Al finalizar el partido los jugadores se dispersaron. Lucho hizo rebotar a repetición la pelota contra la fachada de la casa de Tadeo, sin intervenir en la discusión que éste mantenía con Yago.

—¿En qué estabas pensando? —reclamó Tadeo, frotándose las canillas marcadas por Bárbara—. Lo último que necesitamos ahora es que se nos abroje una nenita escuálida.

—Te salvé el pellejo, pero sos tan bestia que no te das cuenta —comentó Yago, apoyando un pie en el umbral.

—Si no hubieras intervenido le sacaba la pelota y no teníamos que aguantarla.

—Es un palito con trenzas. Flaca, petisa; de un soplido la hubieras empotrado contra la pared y no tengo ganas de ir a visitarte a un reformatorio. Dame las gracias en lugar de seguir jodiendo con lo mismo.

—Me reventó a patadas y no pude devolvérselas. Se aprovechó de que es mujer para sacarme del partido.

Lucho detuvo la pelota para entregársela al dueño, antes de intervenir:

—Se las hubieras dado, esa nena todavía no sabe si quiere ser varón o mujer.

—A mí me parece que se las trae —disintió Yago.

—Cuando saque tetas y… las traiga —concluyó el Sapo, riendo—, me encargaré de que se defina.

Sonriendo se despidieron y cada uno se encaminó hacia su casa.

Yago ingresó a la suya preguntándose qué lo había llevado a obrar de la manera en que lo hizo, cuando normalmente no perdía el tiempo con «nenitas» y mucho menos si eso aparejaba una discusión con sus amigos de siempre. Abrió la heladera, sacó la botella de agua mineral y bebió del pico con ganas.

—¡Qué hacés, asqueroso! —lo retó a los gritos su hermana Carla— ¿Cuándo vas a entender que todos los que vivimos en esta casa tomamos de esa botella?

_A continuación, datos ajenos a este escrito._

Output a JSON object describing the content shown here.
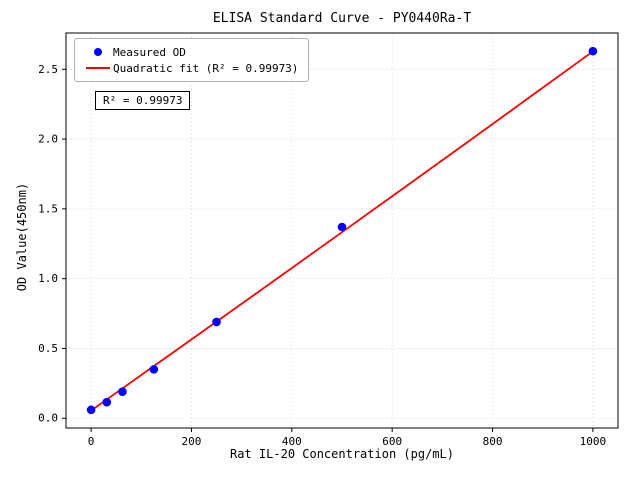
{
  "chart_data": {
    "type": "scatter",
    "title": "ELISA Standard Curve - PY0440Ra-T",
    "xlabel": "Rat IL-20 Concentration (pg/mL)",
    "ylabel": "OD Value(450nm)",
    "xlim": [
      -50,
      1050
    ],
    "ylim": [
      -0.07,
      2.76
    ],
    "xticks": [
      0,
      200,
      400,
      600,
      800,
      1000
    ],
    "xtick_labels": [
      "0",
      "200",
      "400",
      "600",
      "800",
      "1000"
    ],
    "yticks": [
      0.0,
      0.5,
      1.0,
      1.5,
      2.0,
      2.5
    ],
    "ytick_labels": [
      "0.0",
      "0.5",
      "1.0",
      "1.5",
      "2.0",
      "2.5"
    ],
    "grid": true,
    "annotation": "R² = 0.99973",
    "legend": {
      "position": "upper left",
      "entries": [
        {
          "label": "Measured OD",
          "marker": "circle",
          "color": "#0000ff"
        },
        {
          "label": "Quadratic fit (R² = 0.99973)",
          "marker": "line",
          "color": "#ff0000"
        }
      ]
    },
    "series": [
      {
        "name": "Quadratic fit",
        "type": "line",
        "color": "#ff0000",
        "points": [
          [
            0,
            0.055
          ],
          [
            125,
            0.373
          ],
          [
            250,
            0.692
          ],
          [
            375,
            1.012
          ],
          [
            500,
            1.333
          ],
          [
            625,
            1.655
          ],
          [
            750,
            1.978
          ],
          [
            875,
            2.303
          ],
          [
            1000,
            2.628
          ]
        ]
      },
      {
        "name": "Measured OD",
        "type": "scatter",
        "color": "#0000ff",
        "points": [
          [
            0,
            0.06
          ],
          [
            31.25,
            0.115
          ],
          [
            62.5,
            0.19
          ],
          [
            125,
            0.35
          ],
          [
            250,
            0.69
          ],
          [
            500,
            1.37
          ],
          [
            1000,
            2.63
          ]
        ]
      }
    ]
  }
}
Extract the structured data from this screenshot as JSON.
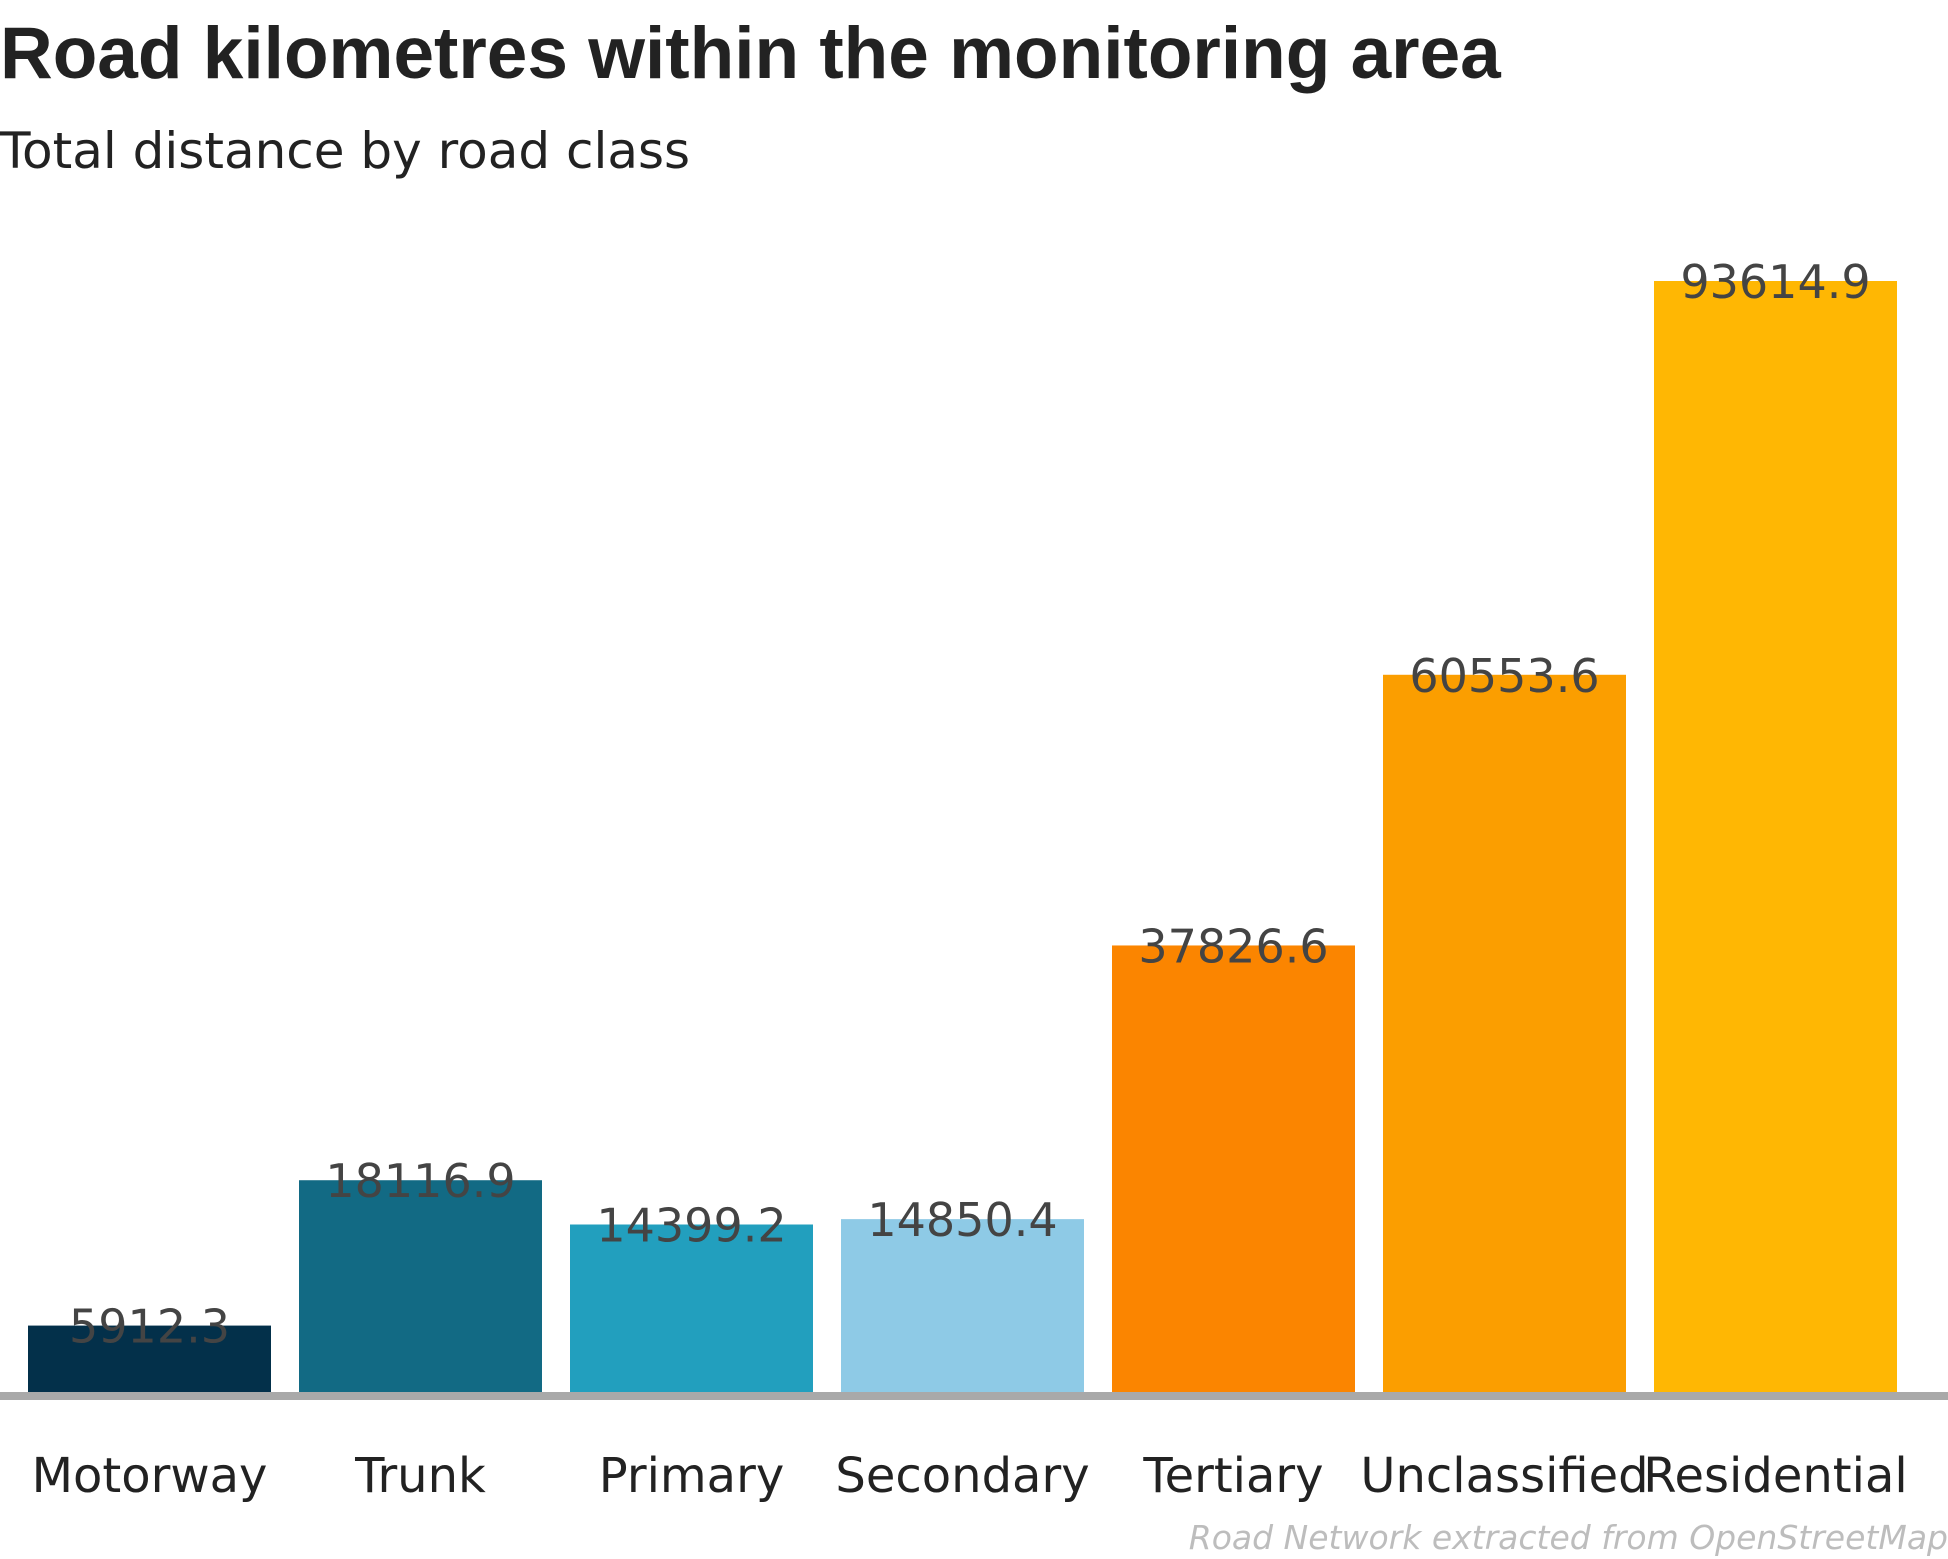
{
  "chart_data": {
    "type": "bar",
    "title": "Road kilometres within the monitoring area",
    "subtitle": "Total distance by road class",
    "xlabel": "",
    "ylabel": "",
    "categories": [
      "Motorway",
      "Trunk",
      "Primary",
      "Secondary",
      "Tertiary",
      "Unclassified",
      "Residential"
    ],
    "values": [
      5912.3,
      18116.9,
      14399.2,
      14850.4,
      37826.6,
      60553.6,
      93614.9
    ],
    "data_labels": [
      "5912.3",
      "18116.9",
      "14399.2",
      "14850.4",
      "37826.6",
      "60553.6",
      "93614.9"
    ],
    "colors": [
      "#03304a",
      "#126a84",
      "#229fbe",
      "#8ecae6",
      "#fb8500",
      "#fb9e00",
      "#ffb703"
    ],
    "ylim": [
      0,
      93614.9
    ],
    "grid": false,
    "legend": "none",
    "caption": "Road Network extracted from OpenStreetMap"
  }
}
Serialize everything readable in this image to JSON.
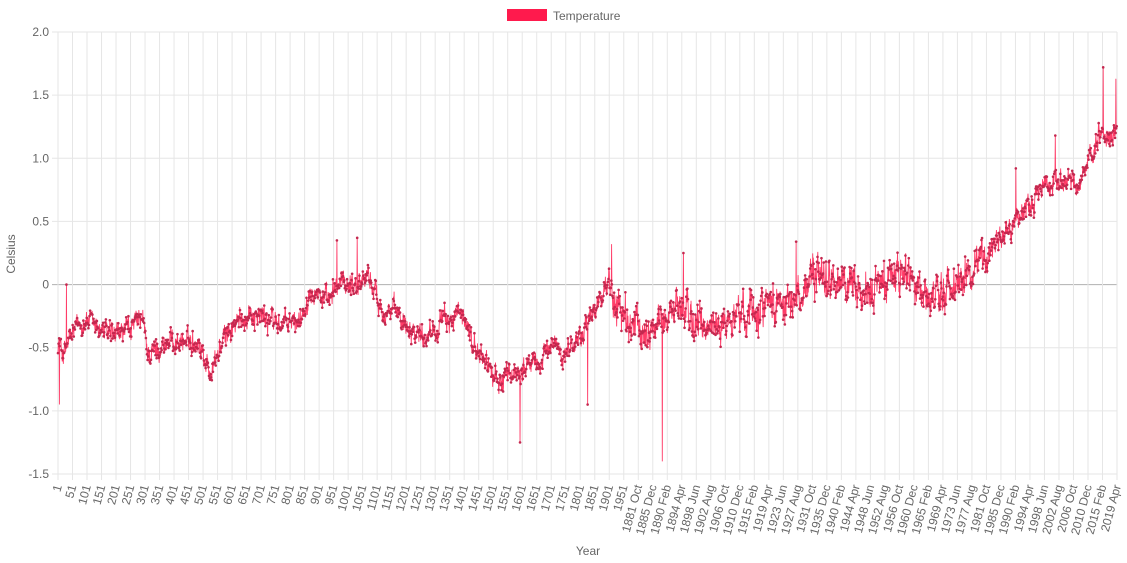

Ponele un cartelito que diga que es tuya, así a nadie se le ocurre usarla.

Embarrado como estaba, la tomó por la cintura elevándola en andas, anclándole besos en el cuello y encargándose de traspasarle tierra, sudor y hasta el pasto que pudiera llevar adosado.

—¡Mamá! —reclamó Carla.

—¿Veinte años y no sabés defenderte sola? ¡Pobrecita! —indicó, antes de depositarla en el piso y dirigirse hacia la bañera.

Al salir de la ducha con apenas una toalla en la cintura, caminó descalzo por el pasillo hasta su cuarto dejando un reguero de gotas; buscó el short con el que se presentaría a la mesa para cenar y comparó la similitud existente entre su hermana, cinco años mayor que él, y la enana con trenzas que había conocido esa tarde.